The problem of anisohedral tiling has been generalised by saying that the isohedral number of a tile is the lowest number orbits (equivalence classes) of tiles in any tiling of that tile under the action of the symmetry group of that tiling, and that a tile with isohedral number k is k-anisohedral. Berglund asked whether there exist k-anisohedral tiles for all k, giving examples for k ≤ 4 (examples of 2-anisohedral and 3-anisohedral tiles being previously known, while the 4-anisohedral tile given was the first such published tile). Goodman-Strauss considered this in the context of general questions about how complex the behaviour of a given tile or set of tiles can be, noting a 10-anisohedral example of Myers. Grünbaum and Shephard had previously raised a slight variation on the same question.

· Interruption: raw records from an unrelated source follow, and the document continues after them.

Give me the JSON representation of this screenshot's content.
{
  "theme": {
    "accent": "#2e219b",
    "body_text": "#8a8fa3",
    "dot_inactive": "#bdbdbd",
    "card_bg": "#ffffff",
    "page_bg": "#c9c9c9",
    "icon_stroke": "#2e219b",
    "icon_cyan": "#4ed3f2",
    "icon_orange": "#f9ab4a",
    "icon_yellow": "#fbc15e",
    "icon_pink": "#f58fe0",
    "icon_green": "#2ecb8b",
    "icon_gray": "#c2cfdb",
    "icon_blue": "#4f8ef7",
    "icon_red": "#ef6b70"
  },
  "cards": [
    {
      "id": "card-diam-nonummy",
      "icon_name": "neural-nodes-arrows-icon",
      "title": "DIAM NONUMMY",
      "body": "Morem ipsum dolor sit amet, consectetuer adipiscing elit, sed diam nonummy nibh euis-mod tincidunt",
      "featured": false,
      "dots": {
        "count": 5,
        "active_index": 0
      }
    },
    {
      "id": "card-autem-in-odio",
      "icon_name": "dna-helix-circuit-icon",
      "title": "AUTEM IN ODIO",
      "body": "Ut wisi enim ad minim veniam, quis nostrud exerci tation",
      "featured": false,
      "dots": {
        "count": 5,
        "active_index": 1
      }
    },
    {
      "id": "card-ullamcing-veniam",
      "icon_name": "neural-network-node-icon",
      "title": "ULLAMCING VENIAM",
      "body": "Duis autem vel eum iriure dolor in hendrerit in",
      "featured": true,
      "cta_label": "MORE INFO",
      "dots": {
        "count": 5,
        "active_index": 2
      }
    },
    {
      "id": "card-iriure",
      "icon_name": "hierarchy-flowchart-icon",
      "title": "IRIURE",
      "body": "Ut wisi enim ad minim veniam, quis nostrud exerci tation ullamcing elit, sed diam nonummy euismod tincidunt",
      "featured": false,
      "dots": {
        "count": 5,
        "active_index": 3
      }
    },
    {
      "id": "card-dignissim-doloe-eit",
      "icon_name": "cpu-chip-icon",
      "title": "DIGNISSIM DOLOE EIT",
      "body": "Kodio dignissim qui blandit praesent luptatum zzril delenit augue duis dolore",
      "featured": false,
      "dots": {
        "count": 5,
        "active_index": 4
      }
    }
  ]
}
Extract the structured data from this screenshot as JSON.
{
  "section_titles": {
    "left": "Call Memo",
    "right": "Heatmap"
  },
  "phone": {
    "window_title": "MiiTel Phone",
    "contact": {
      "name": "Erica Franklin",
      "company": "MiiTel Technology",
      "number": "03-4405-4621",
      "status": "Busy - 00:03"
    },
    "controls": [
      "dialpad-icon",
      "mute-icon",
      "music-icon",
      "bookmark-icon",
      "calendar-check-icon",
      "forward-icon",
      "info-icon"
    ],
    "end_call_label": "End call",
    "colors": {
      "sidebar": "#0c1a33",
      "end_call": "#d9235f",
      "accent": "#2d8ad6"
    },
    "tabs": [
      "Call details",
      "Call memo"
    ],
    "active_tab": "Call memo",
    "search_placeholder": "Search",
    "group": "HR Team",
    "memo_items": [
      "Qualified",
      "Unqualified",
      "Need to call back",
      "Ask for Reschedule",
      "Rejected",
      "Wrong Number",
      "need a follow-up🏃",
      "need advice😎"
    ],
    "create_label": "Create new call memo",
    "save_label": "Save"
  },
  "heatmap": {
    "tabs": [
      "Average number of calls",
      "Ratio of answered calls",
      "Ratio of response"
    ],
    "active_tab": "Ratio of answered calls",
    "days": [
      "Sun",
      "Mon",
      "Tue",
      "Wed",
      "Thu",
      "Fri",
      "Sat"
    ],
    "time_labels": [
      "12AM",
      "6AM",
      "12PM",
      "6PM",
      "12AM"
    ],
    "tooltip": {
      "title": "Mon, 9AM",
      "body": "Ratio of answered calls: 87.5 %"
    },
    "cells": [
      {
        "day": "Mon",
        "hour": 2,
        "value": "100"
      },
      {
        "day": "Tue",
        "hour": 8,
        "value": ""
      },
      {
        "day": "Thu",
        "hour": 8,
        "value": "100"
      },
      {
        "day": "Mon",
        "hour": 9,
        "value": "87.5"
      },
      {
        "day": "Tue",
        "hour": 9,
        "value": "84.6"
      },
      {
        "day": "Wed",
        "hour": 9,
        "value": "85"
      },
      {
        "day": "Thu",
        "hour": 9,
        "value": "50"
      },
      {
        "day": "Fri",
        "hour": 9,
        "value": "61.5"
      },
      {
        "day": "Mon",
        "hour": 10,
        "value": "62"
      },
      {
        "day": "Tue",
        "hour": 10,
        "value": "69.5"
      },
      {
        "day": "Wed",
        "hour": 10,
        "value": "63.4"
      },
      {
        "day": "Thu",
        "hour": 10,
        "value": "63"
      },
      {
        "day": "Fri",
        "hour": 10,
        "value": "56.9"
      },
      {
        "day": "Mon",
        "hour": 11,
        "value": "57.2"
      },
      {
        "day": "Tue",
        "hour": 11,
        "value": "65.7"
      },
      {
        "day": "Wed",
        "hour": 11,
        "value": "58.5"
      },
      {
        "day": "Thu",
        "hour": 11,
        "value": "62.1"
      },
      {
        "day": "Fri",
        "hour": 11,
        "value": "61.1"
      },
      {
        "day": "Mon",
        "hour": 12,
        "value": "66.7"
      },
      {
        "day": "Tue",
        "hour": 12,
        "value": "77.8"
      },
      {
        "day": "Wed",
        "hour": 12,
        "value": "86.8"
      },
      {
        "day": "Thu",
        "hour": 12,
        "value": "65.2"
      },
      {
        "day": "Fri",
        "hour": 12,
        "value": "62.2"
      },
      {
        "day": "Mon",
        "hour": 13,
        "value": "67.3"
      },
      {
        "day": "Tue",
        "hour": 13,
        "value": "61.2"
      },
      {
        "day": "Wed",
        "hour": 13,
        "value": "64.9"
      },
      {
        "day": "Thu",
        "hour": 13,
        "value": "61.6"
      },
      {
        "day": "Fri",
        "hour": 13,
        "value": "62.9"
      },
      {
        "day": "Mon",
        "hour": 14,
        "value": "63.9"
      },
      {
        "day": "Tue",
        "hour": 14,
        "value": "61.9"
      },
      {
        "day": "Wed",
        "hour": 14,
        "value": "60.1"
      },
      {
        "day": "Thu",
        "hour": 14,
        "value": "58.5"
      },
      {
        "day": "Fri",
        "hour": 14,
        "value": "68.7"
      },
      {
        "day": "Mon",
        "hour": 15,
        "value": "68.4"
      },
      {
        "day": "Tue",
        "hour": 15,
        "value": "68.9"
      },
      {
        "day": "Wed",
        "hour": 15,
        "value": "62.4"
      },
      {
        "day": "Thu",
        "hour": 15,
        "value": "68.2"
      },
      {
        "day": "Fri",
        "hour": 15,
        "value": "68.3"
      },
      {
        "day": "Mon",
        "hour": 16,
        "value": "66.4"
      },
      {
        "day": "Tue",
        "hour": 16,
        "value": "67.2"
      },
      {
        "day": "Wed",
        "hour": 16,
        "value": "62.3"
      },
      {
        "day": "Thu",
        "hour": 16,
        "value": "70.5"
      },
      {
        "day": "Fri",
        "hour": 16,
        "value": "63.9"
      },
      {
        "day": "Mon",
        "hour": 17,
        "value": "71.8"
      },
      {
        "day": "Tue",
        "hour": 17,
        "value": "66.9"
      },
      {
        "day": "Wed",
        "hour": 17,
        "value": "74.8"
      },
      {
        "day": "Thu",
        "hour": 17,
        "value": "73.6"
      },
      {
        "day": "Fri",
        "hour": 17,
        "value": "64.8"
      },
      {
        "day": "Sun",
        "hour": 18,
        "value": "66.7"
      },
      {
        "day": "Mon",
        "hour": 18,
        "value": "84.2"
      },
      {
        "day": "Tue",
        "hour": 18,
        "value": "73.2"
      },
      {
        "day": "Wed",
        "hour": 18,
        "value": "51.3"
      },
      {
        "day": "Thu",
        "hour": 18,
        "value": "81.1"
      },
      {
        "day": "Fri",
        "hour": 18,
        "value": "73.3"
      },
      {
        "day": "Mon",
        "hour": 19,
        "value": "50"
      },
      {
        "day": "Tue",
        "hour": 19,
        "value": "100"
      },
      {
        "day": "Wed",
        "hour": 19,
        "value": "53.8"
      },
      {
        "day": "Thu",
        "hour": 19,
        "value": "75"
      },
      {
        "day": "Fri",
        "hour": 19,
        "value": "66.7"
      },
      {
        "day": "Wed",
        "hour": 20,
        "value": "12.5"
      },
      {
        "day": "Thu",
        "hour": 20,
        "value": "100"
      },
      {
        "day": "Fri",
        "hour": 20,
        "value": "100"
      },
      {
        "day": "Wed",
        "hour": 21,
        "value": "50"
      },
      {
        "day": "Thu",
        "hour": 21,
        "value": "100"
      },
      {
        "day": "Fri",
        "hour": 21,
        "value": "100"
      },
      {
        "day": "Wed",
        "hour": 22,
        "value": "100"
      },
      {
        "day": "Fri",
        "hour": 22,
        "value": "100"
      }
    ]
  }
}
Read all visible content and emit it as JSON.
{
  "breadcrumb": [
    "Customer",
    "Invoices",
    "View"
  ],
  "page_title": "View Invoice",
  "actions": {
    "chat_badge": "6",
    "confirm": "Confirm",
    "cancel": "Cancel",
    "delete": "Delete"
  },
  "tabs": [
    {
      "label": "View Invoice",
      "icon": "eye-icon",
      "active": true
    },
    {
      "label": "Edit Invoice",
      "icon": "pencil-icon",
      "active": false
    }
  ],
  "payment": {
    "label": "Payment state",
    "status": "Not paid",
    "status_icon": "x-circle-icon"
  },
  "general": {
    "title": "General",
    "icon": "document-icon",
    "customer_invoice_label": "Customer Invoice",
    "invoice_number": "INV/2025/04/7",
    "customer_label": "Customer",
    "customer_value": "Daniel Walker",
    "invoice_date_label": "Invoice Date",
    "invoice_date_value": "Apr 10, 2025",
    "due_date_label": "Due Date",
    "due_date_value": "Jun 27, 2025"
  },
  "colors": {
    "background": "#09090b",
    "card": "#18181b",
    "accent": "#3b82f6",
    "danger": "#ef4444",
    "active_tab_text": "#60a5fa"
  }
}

Socolar showed in 2007 that arbitrarily high isohedral numbers can be achieved in two dimensions if the tile is disconnected, or has coloured edges with constraints on what colours can be adjacent, and in three dimensions with a connected tile without colours, noting that in two dimensions for a connected tile without colours the highest known isohedral number is 10.

Joseph Myers has produced a collection of tiles with high isohedral numbers, particularly a polyhexagon with isohedral number 10 (occurring in 20 orbits under translation) and another with isohedral number 9 (occurring in 36 orbits under translation).